Nicholas Wade writes about the sequencing of James Watson's genome:
A copy of his genome, recorded on two DVDs, was presented to Dr. Watson yesterday in a ceremony in Houston by Richard A. Gibbs, director of the Human Genome Sequencing Center at the Baylor College of Medicine, and by Jonathan M. Rothberg, founder of the company 454 Life Sciences.
"I am thrilled to see my genome," Dr. Watson said.
...which is approximately the same size and shape as the boxed set of Ishtar!
This bit is very interesting:
Some 3.5 percent of Dr. Watson's genome could not be matched to the reference genome. One reason may be that the project scientists had to amplify human DNA by growing it in bacteria and may have lost many regions of human DNA that are toxic to bacteria, said Dr. Egholm, 454's vice president for research. The 454 sequencer skips the bacteria stage entirely and is free of this source of bias.
I wonder if it's true. Then there's this:
Dr. Venter said his new genome had been assembled from scratch. There were many more differences than he had expected, including in single units of DNA that were extra or absent. "It's clear we have grossly underestimated the extent of human variation," he said.
Both the sequences are diploid, so you can look at variations between the two homologous chromosome sequences for the entire genome. This is actually a pretty good way to sample human variation: a single diploid genome contains a large (and predictable, depending on history) fraction of the total variation in the human species. Of course, lots of sequences together include even more information about variability. It's hard telling exactly what Venter means here (he is also shopping around an article about his genome to journals, so
There's some of the usual hand-wringing about how "someone" might misuse the now-public information:
Amy L. McGuire, a medical ethicist at the Baylor College of Medicine who was involved in the Watson sequencing project, said Dr. Watson and Dr. Venter were following the medical tradition of making oneself the first subject of a new experiment and would incur unknown risks.

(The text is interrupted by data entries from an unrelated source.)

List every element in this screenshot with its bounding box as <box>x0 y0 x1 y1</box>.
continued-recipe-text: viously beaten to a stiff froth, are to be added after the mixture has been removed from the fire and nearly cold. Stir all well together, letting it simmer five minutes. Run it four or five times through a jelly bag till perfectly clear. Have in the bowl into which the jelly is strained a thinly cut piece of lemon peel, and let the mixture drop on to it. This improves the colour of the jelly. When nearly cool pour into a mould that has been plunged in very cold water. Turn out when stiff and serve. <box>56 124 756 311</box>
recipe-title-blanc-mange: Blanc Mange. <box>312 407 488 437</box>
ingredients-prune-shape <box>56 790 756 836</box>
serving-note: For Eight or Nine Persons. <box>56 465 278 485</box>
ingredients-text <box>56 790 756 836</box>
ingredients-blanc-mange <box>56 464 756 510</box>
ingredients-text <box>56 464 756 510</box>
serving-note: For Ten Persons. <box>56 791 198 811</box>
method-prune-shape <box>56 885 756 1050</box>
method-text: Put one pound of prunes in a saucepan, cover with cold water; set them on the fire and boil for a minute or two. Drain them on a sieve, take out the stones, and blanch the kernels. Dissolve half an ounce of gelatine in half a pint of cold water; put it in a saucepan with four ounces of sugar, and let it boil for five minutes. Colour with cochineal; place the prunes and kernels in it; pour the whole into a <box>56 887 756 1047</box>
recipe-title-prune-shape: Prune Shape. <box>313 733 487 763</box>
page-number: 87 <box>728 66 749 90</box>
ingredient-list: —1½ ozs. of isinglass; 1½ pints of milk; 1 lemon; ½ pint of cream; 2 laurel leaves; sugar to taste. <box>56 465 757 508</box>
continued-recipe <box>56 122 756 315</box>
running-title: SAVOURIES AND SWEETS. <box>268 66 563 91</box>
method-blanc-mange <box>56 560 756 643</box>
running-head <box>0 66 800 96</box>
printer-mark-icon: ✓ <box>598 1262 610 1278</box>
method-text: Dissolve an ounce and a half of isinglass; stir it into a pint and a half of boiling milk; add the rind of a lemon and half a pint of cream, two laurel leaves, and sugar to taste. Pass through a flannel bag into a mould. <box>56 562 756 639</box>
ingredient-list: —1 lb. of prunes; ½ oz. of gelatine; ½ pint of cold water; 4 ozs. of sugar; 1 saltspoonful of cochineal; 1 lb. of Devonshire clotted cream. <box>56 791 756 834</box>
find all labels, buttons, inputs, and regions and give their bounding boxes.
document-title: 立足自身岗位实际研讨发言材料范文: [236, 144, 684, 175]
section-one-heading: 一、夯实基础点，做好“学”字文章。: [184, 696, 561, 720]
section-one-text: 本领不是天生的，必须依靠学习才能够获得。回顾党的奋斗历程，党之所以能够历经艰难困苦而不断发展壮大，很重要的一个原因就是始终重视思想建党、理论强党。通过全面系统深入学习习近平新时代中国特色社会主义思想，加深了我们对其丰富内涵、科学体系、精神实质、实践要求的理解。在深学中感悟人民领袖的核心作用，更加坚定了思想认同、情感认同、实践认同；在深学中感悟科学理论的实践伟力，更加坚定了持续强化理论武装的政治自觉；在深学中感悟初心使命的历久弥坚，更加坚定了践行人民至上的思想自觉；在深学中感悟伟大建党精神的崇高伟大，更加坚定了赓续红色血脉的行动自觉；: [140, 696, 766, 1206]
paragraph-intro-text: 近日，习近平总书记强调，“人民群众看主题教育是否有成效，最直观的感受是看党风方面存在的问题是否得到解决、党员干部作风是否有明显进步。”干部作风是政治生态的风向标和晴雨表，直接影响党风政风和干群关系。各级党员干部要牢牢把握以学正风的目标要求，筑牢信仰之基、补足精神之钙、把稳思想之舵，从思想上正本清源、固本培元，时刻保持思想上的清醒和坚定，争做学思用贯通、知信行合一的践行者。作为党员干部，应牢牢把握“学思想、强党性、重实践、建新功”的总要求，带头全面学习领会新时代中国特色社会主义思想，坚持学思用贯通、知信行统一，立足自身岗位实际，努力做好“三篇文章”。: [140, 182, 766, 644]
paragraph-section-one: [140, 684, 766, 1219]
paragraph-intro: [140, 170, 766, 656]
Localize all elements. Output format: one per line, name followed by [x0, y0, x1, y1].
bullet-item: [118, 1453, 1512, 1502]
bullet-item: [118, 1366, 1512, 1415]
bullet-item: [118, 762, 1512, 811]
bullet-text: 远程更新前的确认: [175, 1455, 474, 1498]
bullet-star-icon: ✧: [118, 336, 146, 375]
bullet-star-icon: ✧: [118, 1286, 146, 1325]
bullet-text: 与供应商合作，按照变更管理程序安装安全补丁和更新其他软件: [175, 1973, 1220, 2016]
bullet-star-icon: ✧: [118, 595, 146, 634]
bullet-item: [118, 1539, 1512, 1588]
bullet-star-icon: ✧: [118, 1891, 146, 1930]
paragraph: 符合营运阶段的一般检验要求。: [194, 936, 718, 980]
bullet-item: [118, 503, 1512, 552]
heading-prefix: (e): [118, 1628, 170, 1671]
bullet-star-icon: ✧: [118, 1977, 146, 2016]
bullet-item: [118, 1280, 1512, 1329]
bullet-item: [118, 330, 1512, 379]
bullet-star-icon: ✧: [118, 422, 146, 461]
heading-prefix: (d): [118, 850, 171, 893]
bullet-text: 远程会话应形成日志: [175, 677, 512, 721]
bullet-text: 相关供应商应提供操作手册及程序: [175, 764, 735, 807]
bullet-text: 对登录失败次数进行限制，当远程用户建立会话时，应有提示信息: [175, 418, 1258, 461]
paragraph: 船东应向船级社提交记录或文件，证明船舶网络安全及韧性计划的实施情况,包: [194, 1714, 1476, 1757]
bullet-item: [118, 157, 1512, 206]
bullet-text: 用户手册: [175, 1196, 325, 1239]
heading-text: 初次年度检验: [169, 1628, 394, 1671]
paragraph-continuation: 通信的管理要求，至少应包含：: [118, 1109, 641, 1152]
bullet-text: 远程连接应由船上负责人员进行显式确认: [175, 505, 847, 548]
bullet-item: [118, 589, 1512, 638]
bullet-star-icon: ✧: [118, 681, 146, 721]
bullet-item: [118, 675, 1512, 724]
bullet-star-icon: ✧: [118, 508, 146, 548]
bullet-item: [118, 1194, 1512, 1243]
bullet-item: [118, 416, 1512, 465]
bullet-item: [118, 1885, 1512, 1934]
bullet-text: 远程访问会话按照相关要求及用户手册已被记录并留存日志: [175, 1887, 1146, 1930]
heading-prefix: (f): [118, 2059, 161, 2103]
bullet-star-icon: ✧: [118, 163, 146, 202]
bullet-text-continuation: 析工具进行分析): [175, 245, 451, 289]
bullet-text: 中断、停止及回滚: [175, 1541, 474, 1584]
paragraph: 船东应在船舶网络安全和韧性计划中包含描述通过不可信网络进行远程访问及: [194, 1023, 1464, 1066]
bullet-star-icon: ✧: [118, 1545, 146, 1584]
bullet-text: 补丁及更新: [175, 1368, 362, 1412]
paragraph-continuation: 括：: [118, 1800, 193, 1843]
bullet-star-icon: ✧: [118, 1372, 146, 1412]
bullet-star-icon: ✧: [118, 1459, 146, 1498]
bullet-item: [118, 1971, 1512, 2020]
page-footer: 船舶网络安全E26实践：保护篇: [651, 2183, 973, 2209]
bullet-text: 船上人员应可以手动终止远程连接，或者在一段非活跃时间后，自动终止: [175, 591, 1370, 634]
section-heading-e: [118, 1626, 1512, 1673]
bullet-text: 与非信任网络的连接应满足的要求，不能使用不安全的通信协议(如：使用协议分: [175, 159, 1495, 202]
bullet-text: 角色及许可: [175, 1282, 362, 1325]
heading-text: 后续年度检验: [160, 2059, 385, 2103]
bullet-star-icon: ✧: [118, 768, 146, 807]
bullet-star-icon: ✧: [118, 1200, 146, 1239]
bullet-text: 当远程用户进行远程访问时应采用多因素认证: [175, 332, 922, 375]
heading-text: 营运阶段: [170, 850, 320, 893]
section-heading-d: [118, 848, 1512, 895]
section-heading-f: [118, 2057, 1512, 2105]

"I think that both have been motivated by their commitment to the science and genomic medicine and advancing the field," Dr. McGuire said.
There's not much chance that anyone will do anything nefarious directly to Watson or Venter. What are they going to do? Send Jason Bourne out to Venter's boat to administer a Venter-specific toxin?
But then, there are the non-directly-nefarious-but-still-kinda-shady things.
Like, what if their genomes became a template for genetic alterations of other individuals or species? That is, suppose you wanted to add a garden-variety human gene to something -- like the insulin gene into a breed of corn. Now, that gene sequence has to come from somebody -- and you're more or less likely to pick it straight out of Genbank, so it's somebody anonymous. And the gene is probably functionally just like everyone else's, so the only thing that is at all "unique" or "distinguishing" about it is the silent nucleotides and introns, which may or may not be just like anyone else's.
Now, suppose you want to add a set of human genes -- like maybe, six or seven. And you think the genes might interact with each other in some way. To avoid unwanted interactions, you might pick all the genes from one individual, where you know that they didn't interact badly. Sure, you will test them in various models to make sure. But it's easy to pick all the genes from the same person. Make it Watson.
Heck, maybe you're cloning your child but want to correct a few genetic issues you don't care for. Or maybe you noticed what Venter said about variation, and want to plug in a few copy number variants that your genome is missing. Fill in the gaps with a few Watson genes. He can be the 0.1 percent daddy.
Oh, and how about those people trying to grow meat in a lab? Mmmmm... Venterlicious!